A Simple Creative Design
The small steel manufacturing company had always had good relations with its workers. The first generation German owners were paternal (turkeys at Thanksgiving to the workers and other occasional signs of their humanity). But, it was a command and control environment – do your work, do as you’re told, don’t ask questions and you can be happy here.
The young workers wanted more say. They questioned their bosses and, worse, the owners. Turkeys weren’t sufficient. There was a strike and the plant almost closed. The animosity was palpable. The owners were about to throw in the towel. We were asked to help open the lines of communication and to heal the wounds created by the strike. If something didn’t change it was only a matter of time before the company would end.

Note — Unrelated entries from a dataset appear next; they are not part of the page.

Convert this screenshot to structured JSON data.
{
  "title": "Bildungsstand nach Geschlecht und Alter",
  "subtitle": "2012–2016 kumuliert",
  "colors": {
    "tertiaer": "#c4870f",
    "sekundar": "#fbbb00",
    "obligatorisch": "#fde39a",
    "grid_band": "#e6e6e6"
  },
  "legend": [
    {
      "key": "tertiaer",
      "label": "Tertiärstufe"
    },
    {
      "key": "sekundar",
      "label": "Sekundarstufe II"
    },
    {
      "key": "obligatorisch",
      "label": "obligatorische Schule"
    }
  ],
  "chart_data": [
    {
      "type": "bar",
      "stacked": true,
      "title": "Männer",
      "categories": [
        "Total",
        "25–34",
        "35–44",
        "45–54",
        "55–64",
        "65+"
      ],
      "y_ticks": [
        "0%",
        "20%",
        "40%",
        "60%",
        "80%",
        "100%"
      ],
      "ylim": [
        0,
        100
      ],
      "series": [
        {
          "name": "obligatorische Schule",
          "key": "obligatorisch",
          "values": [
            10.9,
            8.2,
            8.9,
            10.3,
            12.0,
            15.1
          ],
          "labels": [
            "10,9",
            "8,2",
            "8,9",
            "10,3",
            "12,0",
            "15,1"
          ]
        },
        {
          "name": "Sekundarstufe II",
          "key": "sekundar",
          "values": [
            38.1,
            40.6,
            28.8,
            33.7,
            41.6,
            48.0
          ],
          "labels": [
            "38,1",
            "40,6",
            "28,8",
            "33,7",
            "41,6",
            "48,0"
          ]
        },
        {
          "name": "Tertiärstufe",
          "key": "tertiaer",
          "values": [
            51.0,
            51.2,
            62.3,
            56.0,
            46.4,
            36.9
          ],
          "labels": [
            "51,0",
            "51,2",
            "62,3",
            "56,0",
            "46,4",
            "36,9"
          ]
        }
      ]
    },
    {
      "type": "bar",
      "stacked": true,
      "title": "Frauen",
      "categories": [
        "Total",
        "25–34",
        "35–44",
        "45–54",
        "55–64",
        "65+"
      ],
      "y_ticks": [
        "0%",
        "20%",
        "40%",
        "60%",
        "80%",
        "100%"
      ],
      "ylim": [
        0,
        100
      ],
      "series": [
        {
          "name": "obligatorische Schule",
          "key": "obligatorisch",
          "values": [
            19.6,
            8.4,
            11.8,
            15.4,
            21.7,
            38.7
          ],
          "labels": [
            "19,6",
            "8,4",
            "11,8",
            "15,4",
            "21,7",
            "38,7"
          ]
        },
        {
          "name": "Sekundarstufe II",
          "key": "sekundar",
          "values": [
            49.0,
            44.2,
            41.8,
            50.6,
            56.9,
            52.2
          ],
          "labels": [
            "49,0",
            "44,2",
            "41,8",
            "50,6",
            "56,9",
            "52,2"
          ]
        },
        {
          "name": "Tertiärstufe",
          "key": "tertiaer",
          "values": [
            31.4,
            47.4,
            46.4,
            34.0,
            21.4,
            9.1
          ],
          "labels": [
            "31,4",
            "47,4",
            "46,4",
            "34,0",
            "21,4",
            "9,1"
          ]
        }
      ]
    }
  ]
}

Something dramatic would have to happen to change the attitudes of the workers and the leaders. There was a “take no prisoners” attitude on both of their parts. The fear was that simply “talking” about their differences would result in further polarizing the participants.
TNG designed and facilitated a 3-day session offsite. We paired union reps and managers, and each pair was to take a list of questions created by the two groups and spend three hours interviewing constituents in an attempt to discover what might help to turn things around between hostile labor and belligerent management. Then, they were to organize their information, including what they believed could help bring their own groups together and share it with the larger group.
First, the act of interviewing and organizing the data helped the various partners to depend on each other, to risk mutually in a common task, to have fun, to begin dropping their doubts and suspicions. Second, there were many similarities recommended from the various pairs. Third, working from agreements, the tone and attitudes between the two groups changed dramatically.
The union reps returned to the plant with a series of proposals already vetted with management. Passage was rapid. A standing management / labor committee resulted.
There has not been another strike in the intervening years. Every contract was successfully negotiated ahead of the required deadline. Our willingness to think out of the proverbial box had been key. Their willingness to risk setting aside their differences was critical.